Vous ne pouvez pas le voir se produire. Mais ce qui se passe sous terre dans une forêt est très essential pour déterminer son destin.



Dans une nouvelle étude, les scientifiques concluent que l’écoulement latéral de l’eau dans le sol peut avoir un impression critical sur la façon dont les forêts riveraines réagissent au changement climatique. Les modèles utilisés pour prédire le sort futur des forêts ne tiennent généralement pas compte de ce facteur, mais ils devraient le faire, selon les chercheurs.

« Il n’y a pas eu beaucoup d’attention sur les eaux souterraines et remark le mouvement de l’eau d’un endroit à un autre sous le sol peut avoir un influence sur les views de survie des plantes, rendant certains endroits furthermore secs et d’autres furthermore humides », explique l’auteur principal Xiaonan Tai, PhD, professeur adjoint de sciences biologiques au New Jersey Institute of Know-how.  » L’eau souterraine est une supply d’eau cachée pour les écosystèmes que les gens ont négligée au fil des ans  : elle est très difficile à observer et à quantifier, simplement parce que nous ne pouvons pas la voir. La contribution de notre nouvelle recherche est de commencer à caractériser les processus latéraux des eaux souterraines et à quantifier quel rôle ils peuvent avoir en termes d’influence sur l’avenir des forêts.  »



L’étude a été publiée en juillet dans Environmental Investigate Letters, s’appuyant sur des thèmes de recherche que Tai a explorés en tant que doctorante en géographie à l’Université de Buffalo, où elle a obtenu son doctorat en 2018.

Le nouveau doc se concentre sur l’incorporation d’informations sur l’hydrologie souterraine dans des modèles informatiques qui prédisent le devenir futur des forêts.

« Notre recherche changera fondamentalement la façon dont la communauté de modélisation des systèmes terrestres pensera aux impacts des futures sécheresses liées au changement climatique sur les forêts », a déclaré Scott Mackay, PhD, professeur et titulaire de la chaire de géographie à l’UB et professeur d’environnement et de durabilité. « En substance, les différents modèles de végétation disponibles aujourd’hui supposent que le monde est plat.
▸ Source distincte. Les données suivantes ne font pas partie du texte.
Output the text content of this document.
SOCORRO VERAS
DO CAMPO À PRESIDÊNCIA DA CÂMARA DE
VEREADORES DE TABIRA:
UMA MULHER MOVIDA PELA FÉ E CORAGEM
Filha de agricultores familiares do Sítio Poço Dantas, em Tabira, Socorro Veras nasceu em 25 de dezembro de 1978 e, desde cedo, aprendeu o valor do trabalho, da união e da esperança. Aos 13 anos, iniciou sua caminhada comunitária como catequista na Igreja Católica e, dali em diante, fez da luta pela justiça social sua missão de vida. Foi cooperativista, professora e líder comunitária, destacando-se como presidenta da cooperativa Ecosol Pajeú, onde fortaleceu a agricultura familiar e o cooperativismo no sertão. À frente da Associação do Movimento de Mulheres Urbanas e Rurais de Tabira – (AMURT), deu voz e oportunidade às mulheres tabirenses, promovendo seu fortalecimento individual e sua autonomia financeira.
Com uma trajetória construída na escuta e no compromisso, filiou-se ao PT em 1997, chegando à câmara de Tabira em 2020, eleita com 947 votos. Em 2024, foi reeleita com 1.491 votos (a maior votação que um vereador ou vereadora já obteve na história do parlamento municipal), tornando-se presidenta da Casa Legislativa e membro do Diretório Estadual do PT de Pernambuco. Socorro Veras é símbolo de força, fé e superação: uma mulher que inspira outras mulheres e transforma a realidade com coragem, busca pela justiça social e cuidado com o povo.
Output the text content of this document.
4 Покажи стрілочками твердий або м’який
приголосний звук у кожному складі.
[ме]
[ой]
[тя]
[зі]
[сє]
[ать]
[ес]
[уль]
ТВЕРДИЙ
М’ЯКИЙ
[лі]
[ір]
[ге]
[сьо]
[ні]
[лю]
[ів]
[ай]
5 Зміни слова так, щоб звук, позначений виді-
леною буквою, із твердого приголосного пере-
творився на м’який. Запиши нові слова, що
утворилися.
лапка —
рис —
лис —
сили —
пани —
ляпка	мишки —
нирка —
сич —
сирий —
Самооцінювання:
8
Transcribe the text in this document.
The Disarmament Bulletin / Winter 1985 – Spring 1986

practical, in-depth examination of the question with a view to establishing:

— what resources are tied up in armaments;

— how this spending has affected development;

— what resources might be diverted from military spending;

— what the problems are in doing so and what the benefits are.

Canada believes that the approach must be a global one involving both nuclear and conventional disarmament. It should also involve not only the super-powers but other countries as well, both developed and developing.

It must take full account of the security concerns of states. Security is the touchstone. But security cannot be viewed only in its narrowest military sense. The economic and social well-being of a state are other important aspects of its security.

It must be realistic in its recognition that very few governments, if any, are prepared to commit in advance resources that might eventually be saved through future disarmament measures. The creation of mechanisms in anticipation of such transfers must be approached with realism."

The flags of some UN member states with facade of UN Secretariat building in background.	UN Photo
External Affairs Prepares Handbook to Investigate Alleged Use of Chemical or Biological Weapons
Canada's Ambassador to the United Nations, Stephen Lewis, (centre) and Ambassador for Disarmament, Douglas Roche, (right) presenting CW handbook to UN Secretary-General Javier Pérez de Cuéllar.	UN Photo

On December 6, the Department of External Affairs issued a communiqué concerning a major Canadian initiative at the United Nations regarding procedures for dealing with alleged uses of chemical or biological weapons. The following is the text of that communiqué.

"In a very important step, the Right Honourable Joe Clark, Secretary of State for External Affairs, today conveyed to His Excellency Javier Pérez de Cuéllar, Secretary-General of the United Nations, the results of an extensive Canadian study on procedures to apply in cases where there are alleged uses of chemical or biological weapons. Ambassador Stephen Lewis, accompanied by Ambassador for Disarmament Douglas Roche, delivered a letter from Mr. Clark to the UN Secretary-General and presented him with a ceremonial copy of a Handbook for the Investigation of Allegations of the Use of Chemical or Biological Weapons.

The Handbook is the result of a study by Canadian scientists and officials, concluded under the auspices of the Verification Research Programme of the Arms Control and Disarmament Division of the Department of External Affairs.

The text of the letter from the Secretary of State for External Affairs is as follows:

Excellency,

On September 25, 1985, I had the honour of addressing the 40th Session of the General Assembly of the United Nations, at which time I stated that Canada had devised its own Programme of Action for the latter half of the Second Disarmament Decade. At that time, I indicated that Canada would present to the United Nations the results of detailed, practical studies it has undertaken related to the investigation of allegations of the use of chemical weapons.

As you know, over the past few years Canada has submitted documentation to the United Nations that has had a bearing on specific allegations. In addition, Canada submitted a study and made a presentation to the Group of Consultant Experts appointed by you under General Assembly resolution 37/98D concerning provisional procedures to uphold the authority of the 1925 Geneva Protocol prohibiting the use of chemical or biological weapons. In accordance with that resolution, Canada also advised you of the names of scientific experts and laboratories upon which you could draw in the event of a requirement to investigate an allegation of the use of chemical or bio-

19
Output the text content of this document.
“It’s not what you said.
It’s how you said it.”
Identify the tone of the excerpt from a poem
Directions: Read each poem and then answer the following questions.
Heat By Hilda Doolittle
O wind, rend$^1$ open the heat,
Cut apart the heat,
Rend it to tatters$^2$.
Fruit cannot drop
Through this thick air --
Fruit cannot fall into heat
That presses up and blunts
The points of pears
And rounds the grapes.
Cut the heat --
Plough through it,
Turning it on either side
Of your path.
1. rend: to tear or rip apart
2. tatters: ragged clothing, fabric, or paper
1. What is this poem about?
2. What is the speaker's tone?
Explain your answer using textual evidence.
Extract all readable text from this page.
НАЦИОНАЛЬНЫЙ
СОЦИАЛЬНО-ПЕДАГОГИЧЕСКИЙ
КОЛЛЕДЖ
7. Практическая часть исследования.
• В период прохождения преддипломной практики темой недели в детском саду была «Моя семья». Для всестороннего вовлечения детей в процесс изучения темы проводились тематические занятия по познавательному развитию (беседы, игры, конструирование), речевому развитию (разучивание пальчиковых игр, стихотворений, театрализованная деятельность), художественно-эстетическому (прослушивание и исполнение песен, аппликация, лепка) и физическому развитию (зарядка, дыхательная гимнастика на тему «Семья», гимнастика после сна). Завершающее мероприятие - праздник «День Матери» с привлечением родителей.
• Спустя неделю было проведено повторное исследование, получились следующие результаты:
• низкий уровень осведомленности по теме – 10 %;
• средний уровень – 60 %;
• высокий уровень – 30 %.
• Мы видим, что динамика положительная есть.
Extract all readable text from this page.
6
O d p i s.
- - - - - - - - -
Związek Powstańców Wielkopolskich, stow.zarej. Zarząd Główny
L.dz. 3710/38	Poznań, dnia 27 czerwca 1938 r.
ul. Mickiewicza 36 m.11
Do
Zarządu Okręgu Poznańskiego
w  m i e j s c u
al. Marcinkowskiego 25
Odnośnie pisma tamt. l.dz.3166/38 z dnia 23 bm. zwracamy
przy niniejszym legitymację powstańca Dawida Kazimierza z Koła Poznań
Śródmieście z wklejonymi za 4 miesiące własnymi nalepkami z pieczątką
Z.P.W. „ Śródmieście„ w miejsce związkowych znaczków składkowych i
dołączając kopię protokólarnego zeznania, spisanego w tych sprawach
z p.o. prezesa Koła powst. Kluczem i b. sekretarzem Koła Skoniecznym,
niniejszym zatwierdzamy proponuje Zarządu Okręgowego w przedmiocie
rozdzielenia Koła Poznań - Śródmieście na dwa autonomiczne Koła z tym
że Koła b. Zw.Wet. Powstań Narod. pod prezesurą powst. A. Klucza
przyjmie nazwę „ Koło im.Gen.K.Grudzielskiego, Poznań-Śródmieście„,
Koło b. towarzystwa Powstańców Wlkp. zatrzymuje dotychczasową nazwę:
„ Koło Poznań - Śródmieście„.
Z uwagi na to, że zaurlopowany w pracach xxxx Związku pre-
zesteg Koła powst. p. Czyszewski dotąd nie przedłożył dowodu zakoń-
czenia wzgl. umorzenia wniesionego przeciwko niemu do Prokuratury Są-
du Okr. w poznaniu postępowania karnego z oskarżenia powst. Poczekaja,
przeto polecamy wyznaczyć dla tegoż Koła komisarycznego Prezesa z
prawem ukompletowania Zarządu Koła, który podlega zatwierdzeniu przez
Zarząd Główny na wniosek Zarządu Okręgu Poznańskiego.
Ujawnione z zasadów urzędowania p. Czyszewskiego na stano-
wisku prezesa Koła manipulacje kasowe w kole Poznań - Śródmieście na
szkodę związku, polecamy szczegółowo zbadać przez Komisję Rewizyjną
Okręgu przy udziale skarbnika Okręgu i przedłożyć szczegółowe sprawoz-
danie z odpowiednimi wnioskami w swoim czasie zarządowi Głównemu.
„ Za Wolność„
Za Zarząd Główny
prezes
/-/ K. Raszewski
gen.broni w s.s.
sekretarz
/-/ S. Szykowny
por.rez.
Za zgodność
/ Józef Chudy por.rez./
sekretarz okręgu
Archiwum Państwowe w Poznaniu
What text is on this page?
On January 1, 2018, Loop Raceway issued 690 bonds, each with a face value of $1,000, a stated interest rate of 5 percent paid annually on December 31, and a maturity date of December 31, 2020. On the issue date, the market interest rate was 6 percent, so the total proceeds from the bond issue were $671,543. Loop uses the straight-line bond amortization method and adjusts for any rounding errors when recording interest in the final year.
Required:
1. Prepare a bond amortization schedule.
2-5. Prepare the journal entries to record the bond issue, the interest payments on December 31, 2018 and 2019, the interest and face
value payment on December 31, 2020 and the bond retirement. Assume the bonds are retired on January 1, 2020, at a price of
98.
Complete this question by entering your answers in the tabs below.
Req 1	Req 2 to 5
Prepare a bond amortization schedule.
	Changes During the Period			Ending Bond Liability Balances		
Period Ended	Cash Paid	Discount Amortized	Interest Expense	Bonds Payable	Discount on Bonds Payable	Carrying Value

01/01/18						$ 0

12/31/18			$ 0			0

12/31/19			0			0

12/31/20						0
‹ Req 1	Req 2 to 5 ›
Notre modèle alter l’histoire en permettant à l’eau de se déplacer latéralement sous la area, tout en modélisant simultanément les réponses physiologiques des arbres sur le paysage. »

En as well as de Tai et Mackay, les auteurs de la nouvelle étude incluent Martin D. Venturas, PhD, à l’Universidad Politécnica de Madrid Paul D. Brooks à l’Université de l’Utah et Lawrence B. Flanagan, PhD, à l’Université de Lethbridge. La recherche a été financée par la National Science Foundation des États-Unis.

L’article modélise l’avenir potentiel d’une forêt de peupliers riverains en Alberta, au Canada, en se concentrant sur une période de 20 ans à la fin du 21e siècle. Les forêts riveraines sont des écosystèmes communs qui sont situés à côté d’un program d’eau comme un ruisseau ou un étang.

La sagesse conventionnelle suggère qu’à mesure que les niveaux de dioxyde de carbone dans les forêts augmentent. Ceci, à son tour, conduira à une réduction de la perte d’eau, qui se produit par les stomates.

Mais la nouvelle étude suggère que la quantité d’eau économisée pour une utilisation foreseeable future pourrait ne pas être aussi importante que prévu :  » Une fois que vous introduisez un écoulement d’eau latéral souterrain, il y a encore de l’eau économisée, mais cette eau économisée ne restera pas toute locale. dit Taï. « Une partie s’éloignera, et une fois qu’elle sera partie, les plantes ne pourront additionally l’utiliser lors de futures sécheresses. »

De additionally, les modèles qui ne tiennent pas compte du débit d’eau horizontal peuvent surestimer d’autres risques de mortalité, dit Mackay.

 » Dans le sol, l’eau peut se déplacer dans toutes les directions, des zones à forte teneur en eau aux zones à faible teneur en eau « , dit-il. « Ceci est prononcé dans les paysages montagneux parce que l’eau se déplace de haute à basse altitude, et à proximité des options d’eau, comme on en trouve dans les plaines inondables des rivières.

« En déplaçant l’eau horizontalement, les endroits qui seraient autrement très secs lorsque la pluie s’arrête sont rendus plus humides, tandis que les zones qui sont généralement humides peuvent se permettre de renoncer à un peu d’eau sans nuire aux plantes. »

Le information worldwide de la recherche ? Si les scientifiques et les décideurs veulent comprendre remark les forêts riveraines se comporteront dans un monde qui se réchauffe, ils devront réfléchir davantage à l’hydrologie et aux processus difficiles à voir qui se produisent sous le sol forestier.